Au cours de sa visite d’inspection dans la wilaya de Djelfa, qu’il a entamée par l’inauguration d’un projet d’extension de la centrale solaire photovoltaïque d’Aïn El-Ibil (30 km au sud du chef-lieu de wilaya), M. Bedoui a précisé que les opérations d’installation de ces panneaux dans des primaires-types, au niveau de 15 à 20 communes de la wilaya, avaient pour objectif de promouvoir et d’inculquer, notamment «la culture d’exploitation de ces énergies alternatives aux jeunes générations». À ce titre, le ministre a indiqué que l’Algérie recelait d’importants atouts en matière d’énergies renouvelables, notamment l’énergie solaire, ajoutant que ces énergies dépassaient largement ce que recèle le pays en termes de pétrole et de gaz.

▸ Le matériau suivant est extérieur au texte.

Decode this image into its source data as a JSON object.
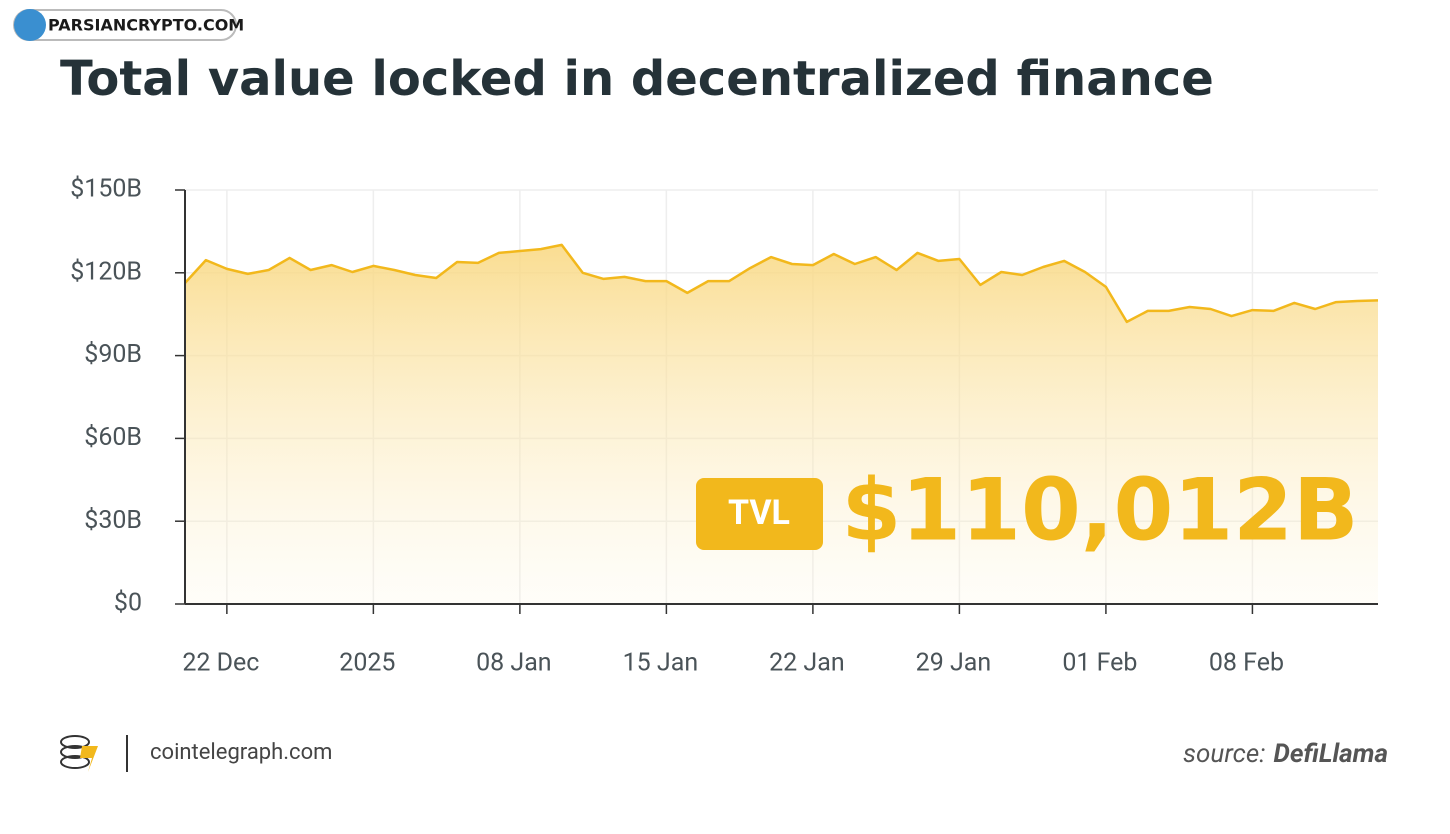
{
  "chart_data": {
    "type": "area",
    "title": "Total value locked in decentralized finance",
    "watermark": "PARSIANCRYPTO.COM",
    "site": "cointelegraph.com",
    "source_label": "source:",
    "source": "DefiLlama",
    "badge": "TVL",
    "headline": "$110,012B",
    "categories": [
      null,
      null,
      "22 Dec",
      null,
      null,
      null,
      null,
      null,
      null,
      "2025",
      null,
      null,
      null,
      null,
      null,
      null,
      "08 Jan",
      null,
      null,
      null,
      null,
      null,
      null,
      "15 Jan",
      null,
      null,
      null,
      null,
      null,
      null,
      "22 Jan",
      null,
      null,
      null,
      null,
      null,
      null,
      "29 Jan",
      null,
      null,
      null,
      null,
      null,
      null,
      "01 Feb",
      null,
      null,
      null,
      null,
      null,
      null,
      "08 Feb",
      null,
      null,
      null,
      null,
      null,
      null
    ],
    "series": [
      {
        "name": "TVL",
        "color": "#f2b81c",
        "values": [
          116.3,
          124.6,
          121.4,
          119.6,
          121,
          125.4,
          121,
          122.8,
          120.3,
          122.5,
          121,
          119.2,
          118.1,
          123.9,
          123.6,
          127.2,
          127.9,
          128.6,
          130.1,
          120,
          117.8,
          118.5,
          117,
          117,
          112.7,
          117,
          117,
          121.7,
          125.7,
          123.2,
          122.8,
          126.8,
          123.2,
          125.7,
          121,
          127.2,
          124.3,
          125,
          115.6,
          120.3,
          119.2,
          122.1,
          124.3,
          120.3,
          114.9,
          102.2,
          106.2,
          106.2,
          107.6,
          106.9,
          104.3,
          106.5,
          106.2,
          109.1,
          106.9,
          109.4,
          109.8,
          110.0
        ]
      }
    ],
    "ylim": [
      0,
      150
    ],
    "yticks": [
      {
        "value": 0,
        "label": "$0"
      },
      {
        "value": 30,
        "label": "$30B"
      },
      {
        "value": 60,
        "label": "$60B"
      },
      {
        "value": 90,
        "label": "$90B"
      },
      {
        "value": 120,
        "label": "$120B"
      },
      {
        "value": 150,
        "label": "$150B"
      }
    ],
    "grid": true
  }
}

Accompagné des ministres des Ressources en eau, et des Travaux publics et des Transports, Hocine Necib et Abdelghani Zaâlane, le ministre de l’Intérieur a reçu des explications exhaustives sur le projet d’extension qui a augmenté les capacités de production estimées à 33 MW, permettant, ainsi, à la centrale, dont la superficie a été élargie de 80 hectares supplémentaires, de produire 53 MW et de passer à la deuxième place, après celle d’El- Khoung (Laghouat), qui occupe une place pionnière à l’échelle africaine. Après avoir reçu une évaluation sur les projets de la Shariket Kahraba wa Taket Moutadjadida (SKTM), qui ambitionne de produire, à l’horizon 2030, 22.000 MW, M. Bedoui a souligné la nécessité «de valoriser ces acquis et de mettre en avant ces efforts, une mission qui incombe en particulier aux responsables locaux, car la concrétisation de ces projets importants intervient, ajoute-t-il, en droite ligne avec la feuille de route du développement tracée par le Président de la République». «Nous devons, alors, valoriser ces efforts de développement dans une action de proximité, à travers laquelle l’on évalue les efforts de l’État afin de dire aux sceptiques que l’Algérie est forte, puisant sa force dans celle de ses institutions», a-t-il poursuivi. Et d’ajouter : «Le citoyen se rend compte de sa place et des réalisations accomplies sur le plan social, et ce dans le cadre de l’amélioration des conditions de vie dans un climat de sécurité et de stabilité. Nous ne devons pas, toutefois, oublier ce que nous avons vécu, car la prospérité n’a pas de prix, et il convient donc d’être fiers de nos réalisations et de ne pas douter de nos capacités.»

La daïra de Messaâd sera érigée au rang de wilaya déléguée

Le ministre avait affirmé, lundi, que la daïra de Messaâd, située au sud de la wilaya, était concernée par «une promotion, dans le cadre du découpage administratif relatif aux wilayas déléguées». S’adressant aux élus locaux de cette commune, M. Bedoui a indiqué que «cette démarche concerne une région qui a une histoire prestigieuse, dont les habitants aspirent, depuis toujours, à avoir un bond qualitatif en matière de développement. C’est une région qui est située au sud de la wilaya de Djelfa, profondément ancrée dans l’histoire de l’Algérie, en général, et dans l’histoire de la région en particulier». «Le Président de la République, M. Abdelaziz Bouteflika, a donné, en 2015, des instructions, au titre de la nouvelle organisation administrative relative à la création des wilayas déléguées.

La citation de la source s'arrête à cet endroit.